Money magazine dubbed it the “gulag of guardianship” back in 1989. Advocates report no meaningful reform has taken place to alter that characterization.
Federal and state agencies and local prosecutors are loath to investigate suspicions of guardianship abuse, say insiders, because there are not enough resources available to back them up if they were to start questioning the system. They don’t want to open a Pandora’s box.
In the eyes of an overburdened court that offers limited oversight, guardians can do no wrong. Probate Judge George Greer, the primary adjudicator in this case, granted most every motion Schiavo put forth, including his request to cremate Terri upon her death, over the objections of her parents, who sought a proper burial according to the family’s Catholic tradition.

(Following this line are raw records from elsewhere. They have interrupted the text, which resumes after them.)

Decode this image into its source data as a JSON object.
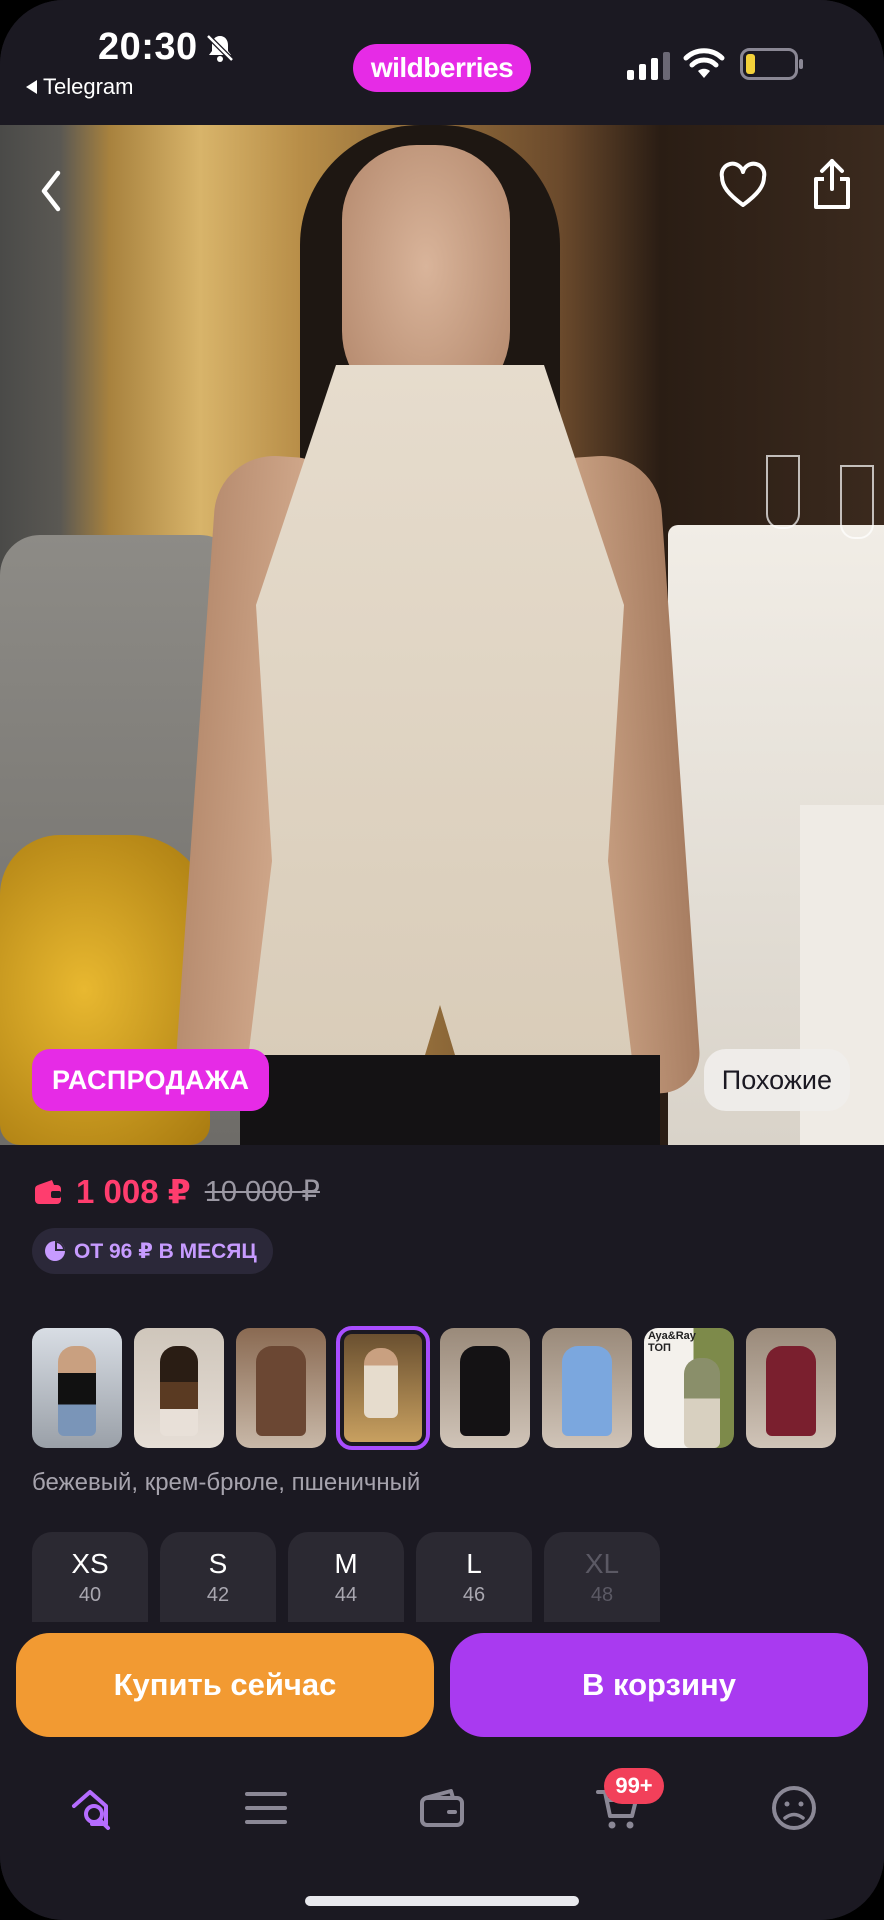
{
  "status": {
    "time": "20:30",
    "back_app": "Telegram",
    "brand": "wildberries",
    "icons": [
      "bell-off-icon",
      "signal-icon",
      "wifi-icon",
      "battery-icon"
    ]
  },
  "product": {
    "sale_badge": "РАСПРОДАЖА",
    "similar_label": "Похожие",
    "price": "1 008 ₽",
    "old_price": "10 000 ₽",
    "installment": "ОТ 96 ₽ В МЕСЯЦ",
    "color_name": "бежевый, крем-брюле, пшеничный",
    "thumb_texts": [
      "Aya&Ray",
      "ТОП"
    ],
    "sizes": [
      {
        "label": "XS",
        "ru": "40",
        "available": true
      },
      {
        "label": "S",
        "ru": "42",
        "available": true
      },
      {
        "label": "M",
        "ru": "44",
        "available": true
      },
      {
        "label": "L",
        "ru": "46",
        "available": true
      },
      {
        "label": "XL",
        "ru": "48",
        "available": false
      }
    ]
  },
  "actions": {
    "buy_now": "Купить сейчас",
    "add_to_cart": "В корзину"
  },
  "nav": {
    "cart_badge": "99+",
    "items": [
      "search-home-icon",
      "menu-icon",
      "wallet-icon",
      "cart-icon",
      "profile-icon"
    ]
  },
  "colors": {
    "accent_pink": "#e62be6",
    "accent_purple": "#a93af0",
    "buy_orange": "#f29a32",
    "price_red": "#ff3d6e",
    "background": "#1b1922"
  }
}
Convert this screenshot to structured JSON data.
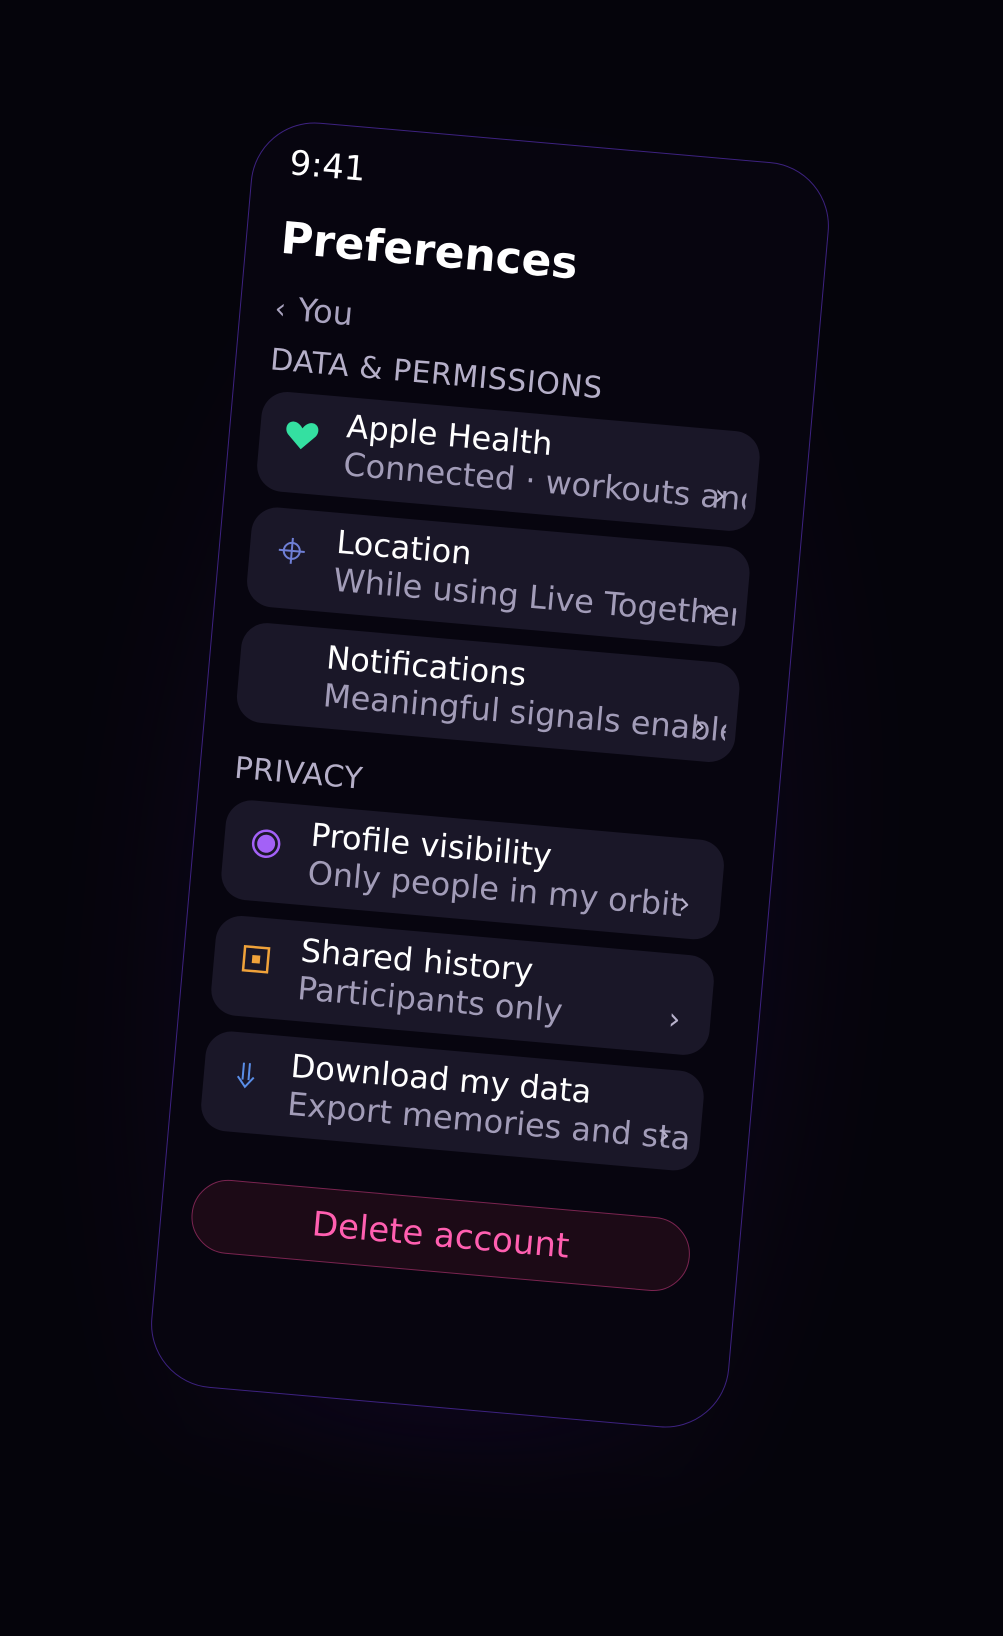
{
  "status_bar": {
    "time": "9:41"
  },
  "header": {
    "title": "Preferences",
    "back_label": "You",
    "back_chevron": "‹"
  },
  "sections": [
    {
      "label": "DATA & PERMISSIONS",
      "items": [
        {
          "icon": "heart-icon",
          "title": "Apple Health",
          "subtitle": "Connected · workouts and",
          "color": "#34e0a1"
        },
        {
          "icon": "crosshair-icon",
          "title": "Location",
          "subtitle": "While using Live Together",
          "color": "#6f7fd6"
        },
        {
          "icon": "bell-icon",
          "title": "Notifications",
          "subtitle": "Meaningful signals enabled",
          "color": "#1a1728"
        }
      ]
    },
    {
      "label": "PRIVACY",
      "items": [
        {
          "icon": "circle-dot-icon",
          "title": "Profile visibility",
          "subtitle": "Only people in my orbit",
          "color": "#a361f7"
        },
        {
          "icon": "square-dot-icon",
          "title": "Shared history",
          "subtitle": "Participants only",
          "color": "#f0a23a"
        },
        {
          "icon": "download-icon",
          "title": "Download my data",
          "subtitle": "Export memories and stats",
          "color": "#5a8ee8"
        }
      ]
    }
  ],
  "chevron": "›",
  "delete_button": {
    "label": "Delete account",
    "color": "#ff5fb0"
  }
}
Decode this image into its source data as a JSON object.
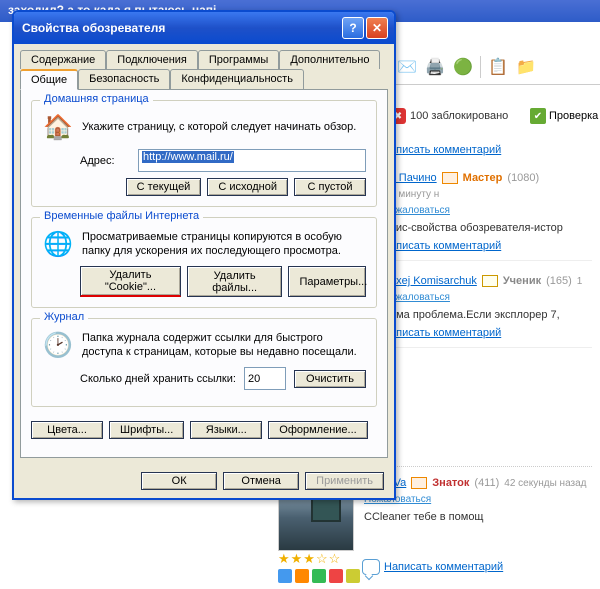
{
  "window": {
    "bg_title": "заходил? а то када я пытаюсь напі"
  },
  "dialog": {
    "title": "Свойства обозревателя",
    "tabs": {
      "content": "Содержание",
      "connections": "Подключения",
      "programs": "Программы",
      "advanced": "Дополнительно",
      "general": "Общие",
      "security": "Безопасность",
      "privacy": "Конфиденциальность"
    },
    "home": {
      "title": "Домашняя страница",
      "desc": "Укажите страницу, с которой следует начинать обзор.",
      "addr_label": "Адрес:",
      "addr_value": "http://www.mail.ru/",
      "btn_current": "С текущей",
      "btn_default": "С исходной",
      "btn_blank": "С пустой"
    },
    "temp": {
      "title": "Временные файлы Интернета",
      "desc": "Просматриваемые страницы копируются в особую папку для ускорения их последующего просмотра.",
      "btn_cookies": "Удалить \"Cookie\"...",
      "btn_files": "Удалить файлы...",
      "btn_params": "Параметры..."
    },
    "journal": {
      "title": "Журнал",
      "desc": "Папка журнала содержит ссылки для быстрого доступа к страницам, которые вы недавно посещали.",
      "days_label": "Сколько дней хранить ссылки:",
      "days_value": "20",
      "btn_clear": "Очистить"
    },
    "bottom": {
      "colors": "Цвета...",
      "fonts": "Шрифты...",
      "langs": "Языки...",
      "style": "Оформление..."
    },
    "actions": {
      "ok": "ОК",
      "cancel": "Отмена",
      "apply": "Применить"
    }
  },
  "toolbar": {
    "blocked": "100 заблокировано",
    "check": "Проверка"
  },
  "answers": [
    {
      "user": "ь Пачино",
      "rank_label": "Мастер",
      "rank_class": "rank-master",
      "points": "(1080)",
      "time": "1 минуту н",
      "complain": "ожаловаться",
      "body": "вис-свойства обозревателя-истор",
      "write": "аписать комментарий"
    },
    {
      "user": "exej Komisarchuk",
      "rank_label": "Ученик",
      "rank_class": "rank-uchenik",
      "points": "(165)",
      "time": "1",
      "complain": "ожаловаться",
      "body": "ома проблема.Если эксплорер 7,",
      "write": "аписать комментарий"
    }
  ],
  "write_top": "аписать комментарий",
  "answer_full": {
    "user": "LAVa",
    "rank_label": "Знаток",
    "rank_class": "rank-znatok",
    "points": "(411)",
    "time": "42 секунды назад",
    "complain": "Пожаловаться",
    "body": "CCleaner тебе в помощ",
    "write": "Написать комментарий",
    "stars": "★★★☆☆"
  }
}
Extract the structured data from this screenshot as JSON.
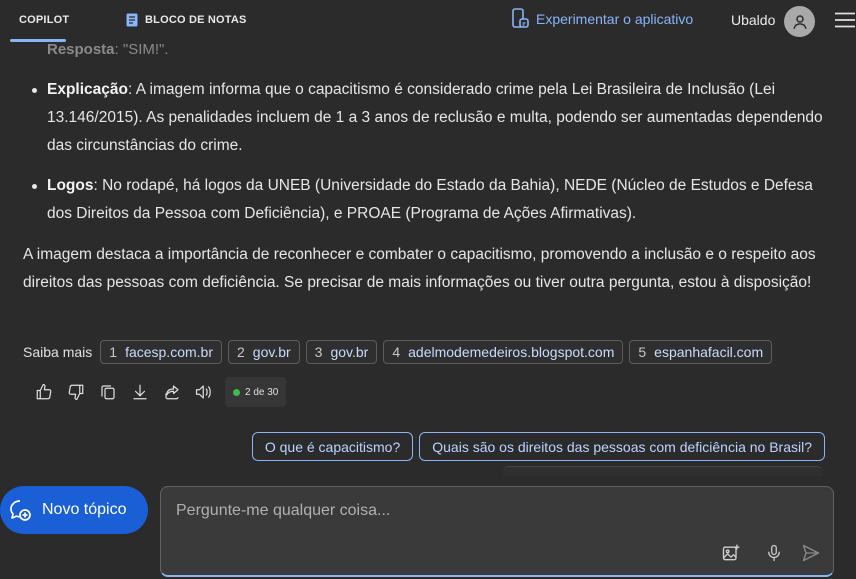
{
  "topbar": {
    "tab_copilot": "COPILOT",
    "tab_notes": "BLOCO DE NOTAS",
    "try_app": "Experimentar o aplicativo",
    "user_name": "Ubaldo"
  },
  "message": {
    "faded_label": "Resposta",
    "faded_rest": ": \"SIM!\".",
    "bullets": [
      {
        "label": "Explicação",
        "text": ": A imagem informa que o capacitismo é considerado crime pela Lei Brasileira de Inclusão (Lei 13.146/2015). As penalidades incluem de 1 a 3 anos de reclusão e multa, podendo ser aumentadas dependendo das circunstâncias do crime."
      },
      {
        "label": "Logos",
        "text": ": No rodapé, há logos da UNEB (Universidade do Estado da Bahia), NEDE (Núcleo de Estudos e Defesa dos Direitos da Pessoa com Deficiência), e PROAE (Programa de Ações Afirmativas)."
      }
    ],
    "paragraph": "A imagem destaca a importância de reconhecer e combater o capacitismo, promovendo a inclusão e o respeito aos direitos das pessoas com deficiência. Se precisar de mais informações ou tiver outra pergunta, estou à disposição!"
  },
  "sources": {
    "label": "Saiba mais",
    "items": [
      {
        "num": "1",
        "domain": "facesp.com.br"
      },
      {
        "num": "2",
        "domain": "gov.br"
      },
      {
        "num": "3",
        "domain": "gov.br"
      },
      {
        "num": "4",
        "domain": "adelmodemedeiros.blogspot.com"
      },
      {
        "num": "5",
        "domain": "espanhafacil.com"
      }
    ]
  },
  "counter": {
    "text": "2 de 30",
    "status_color": "#3fb950"
  },
  "suggestions": [
    "O que é capacitismo?",
    "Quais são os direitos das pessoas com deficiência no Brasil?"
  ],
  "composer": {
    "new_topic": "Novo tópico",
    "placeholder": "Pergunte-me qualquer coisa..."
  },
  "icons": {
    "like": "thumbs-up-icon",
    "dislike": "thumbs-down-icon",
    "copy": "copy-icon",
    "download": "download-icon",
    "share": "share-icon",
    "read": "speaker-icon",
    "image": "add-image-icon",
    "mic": "microphone-icon",
    "send": "send-icon"
  },
  "colors": {
    "background": "#2b2b2b",
    "accent": "#8ab4f8",
    "new_topic_button": "#1a5fd6"
  }
}
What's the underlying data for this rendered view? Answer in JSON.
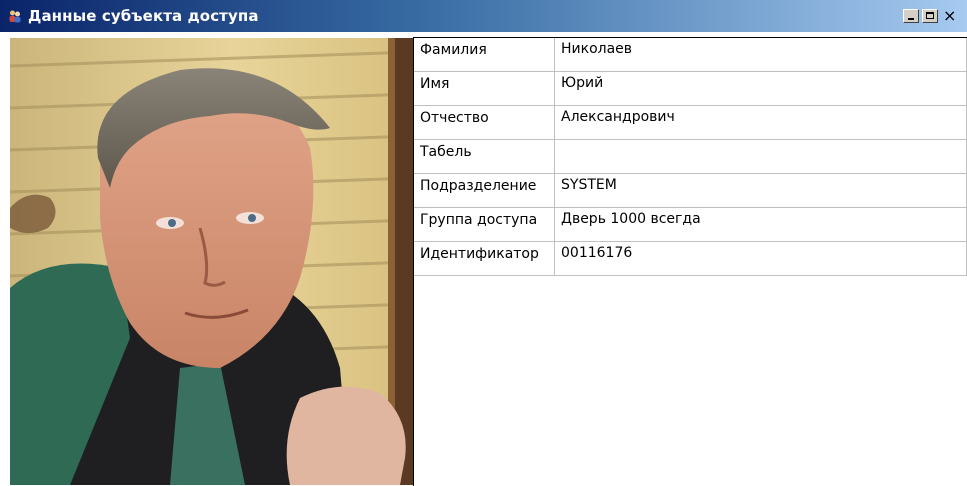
{
  "window": {
    "title": "Данные субъекта доступа",
    "controls": {
      "minimize_icon": "minimize-icon",
      "maximize_icon": "maximize-icon",
      "close_icon": "close-icon"
    }
  },
  "photo": {
    "icon": "person-photo"
  },
  "fields": [
    {
      "label": "Фамилия",
      "value": "Николаев"
    },
    {
      "label": "Имя",
      "value": "Юрий"
    },
    {
      "label": "Отчество",
      "value": "Александрович"
    },
    {
      "label": "Табель",
      "value": ""
    },
    {
      "label": "Подразделение",
      "value": "SYSTEM"
    },
    {
      "label": "Группа доступа",
      "value": "Дверь 1000 всегда"
    },
    {
      "label": "Идентификатор",
      "value": "00116176"
    }
  ]
}
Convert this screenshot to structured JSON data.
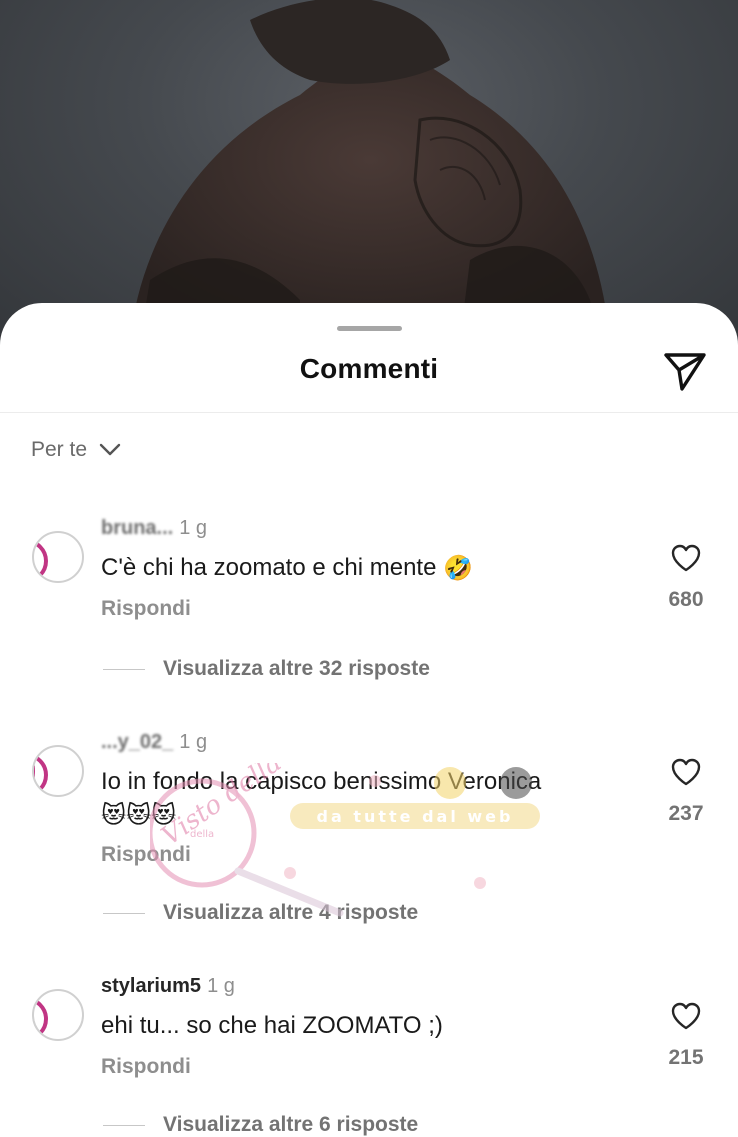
{
  "sheet": {
    "title": "Commenti",
    "filter_label": "Per te"
  },
  "comments": [
    {
      "username": "bruna...",
      "time": "1 g",
      "text": "C'è chi ha zoomato e chi mente",
      "emoji": "🤣",
      "reply_label": "Rispondi",
      "likes": "680",
      "more_label": "Visualizza altre 32 risposte"
    },
    {
      "username": "...y_02_",
      "time": "1 g",
      "text": "Io in fondo la capisco benissimo Veronica",
      "emoji": "😻😻😻",
      "reply_label": "Rispondi",
      "likes": "237",
      "more_label": "Visualizza altre 4 risposte"
    },
    {
      "username": "stylarium5",
      "time": "1 g",
      "text": "ehi tu... so che hai ZOOMATO ;)",
      "emoji": "",
      "reply_label": "Rispondi",
      "likes": "215",
      "more_label": "Visualizza altre 6 risposte"
    }
  ],
  "watermark": {
    "script": "Visto della News",
    "small": "della",
    "band": "da tutte dal web"
  },
  "icons": {
    "send": "paper-plane-icon",
    "like": "heart-icon",
    "filter": "chevron-down-icon"
  },
  "colors": {
    "accent_ring": "#c13584",
    "text_primary": "#1a1a1a",
    "text_secondary": "#737373"
  }
}
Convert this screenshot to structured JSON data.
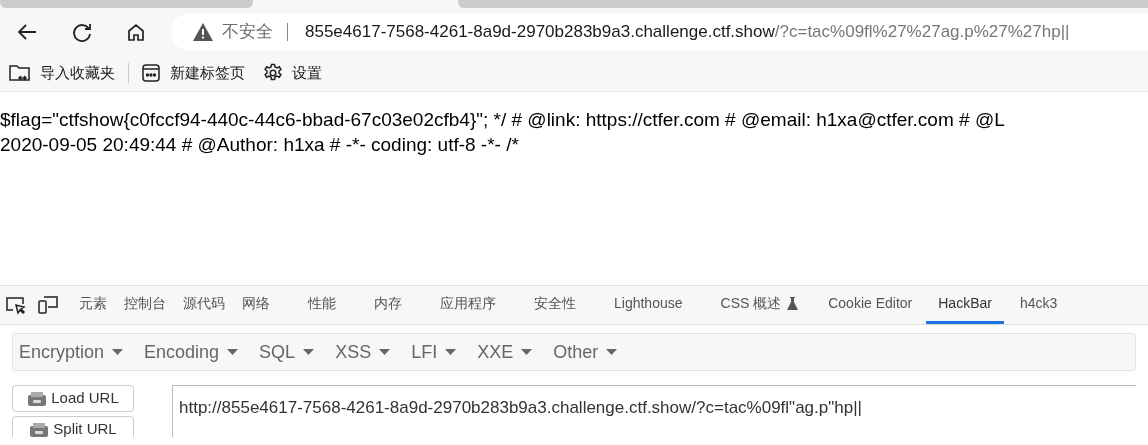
{
  "address_bar": {
    "security": "不安全",
    "host": "855e4617-7568-4261-8a9d-2970b283b9a3.challenge.ctf.show",
    "path": "/?c=tac%09fl%27%27ag.p%27%27hp||"
  },
  "bookmarks": [
    "导入收藏夹",
    "新建标签页",
    "设置"
  ],
  "page_text": [
    "$flag=\"ctfshow{c0fccf94-440c-44c6-bbad-67c03e02cfb4}\"; */ # @link: https://ctfer.com # @email: h1xa@ctfer.com # @L",
    "2020-09-05 20:49:44 # @Author: h1xa # -*- coding: utf-8 -*- /*"
  ],
  "devtools_tabs": [
    {
      "label": "元素",
      "selected": false
    },
    {
      "label": "控制台",
      "selected": false
    },
    {
      "label": "源代码",
      "selected": false
    },
    {
      "label": "网络",
      "selected": false
    },
    {
      "label": "性能",
      "selected": false
    },
    {
      "label": "内存",
      "selected": false
    },
    {
      "label": "应用程序",
      "selected": false
    },
    {
      "label": "安全性",
      "selected": false
    },
    {
      "label": "Lighthouse",
      "selected": false
    },
    {
      "label": "CSS 概述",
      "selected": false,
      "experimental": true
    },
    {
      "label": "Cookie Editor",
      "selected": false
    },
    {
      "label": "HackBar",
      "selected": true
    },
    {
      "label": "h4ck3",
      "selected": false
    }
  ],
  "hackbar_menus": [
    "Encryption",
    "Encoding",
    "SQL",
    "XSS",
    "LFI",
    "XXE",
    "Other"
  ],
  "hackbar_buttons": [
    "Load URL",
    "Split URL"
  ],
  "url_field": {
    "value": "http://855e4617-7568-4261-8a9d-2970b283b9a3.challenge.ctf.show/?c=tac%09fl\"ag.p\"hp||"
  }
}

Greer is tasked with one other judge to supervise an estimated 6,000 guardianships in Pinellas County that represent $50 million in assets.
He not only allowed Michael Schiavo to file months and years late what are supposed to be prospective annual plans outlining the medical treatment and care proposed for the ward in the coming year, he authorized Schiavo to spend 59 percent of Terri’s medical-care monies on the attorneys he hired to pursue her death.
Florida statute 744, which governs guardianship, holds few requirements for eligibility for people seeking to become guardians. But among these, guardians must have no financial interest in the ward. As heir to his wife’s estate following the malpractice award, he stood to benefit financially from her death. Still, Greer gave him say over Terri’s fate, over the objections of the Schindlers.
Florida statute 744 outlines a list of specific rights reserved for wards that must be respected by their guardians, including the right to counsel, which she neither consistently had over the seven years since Schiavo filed his petition seeking the removal of her feeding tube, nor benefited from during any trial proceedings.
The reserved rights of wards mandated by Florida law also include the right to rehabilitation, which medical records and testimony by her treating physician and some caregivers indicate Terri Schiavo had not received since late 1992.
Yet, the numerous petitions and motions the Schindlers filed arguing Michael Schiavo was not fulfilling his obligations, or was ineligible to serve, as guardian failed to catch Greer’s attention.
On the eve of his daughter’s wedding on Nov. 10, 1984, Bob Schindler reportedly sat in her room and silently wept as she pretended to be asleep. He felt he was losing his little girl.
He could not know her marriage would lead to premature death.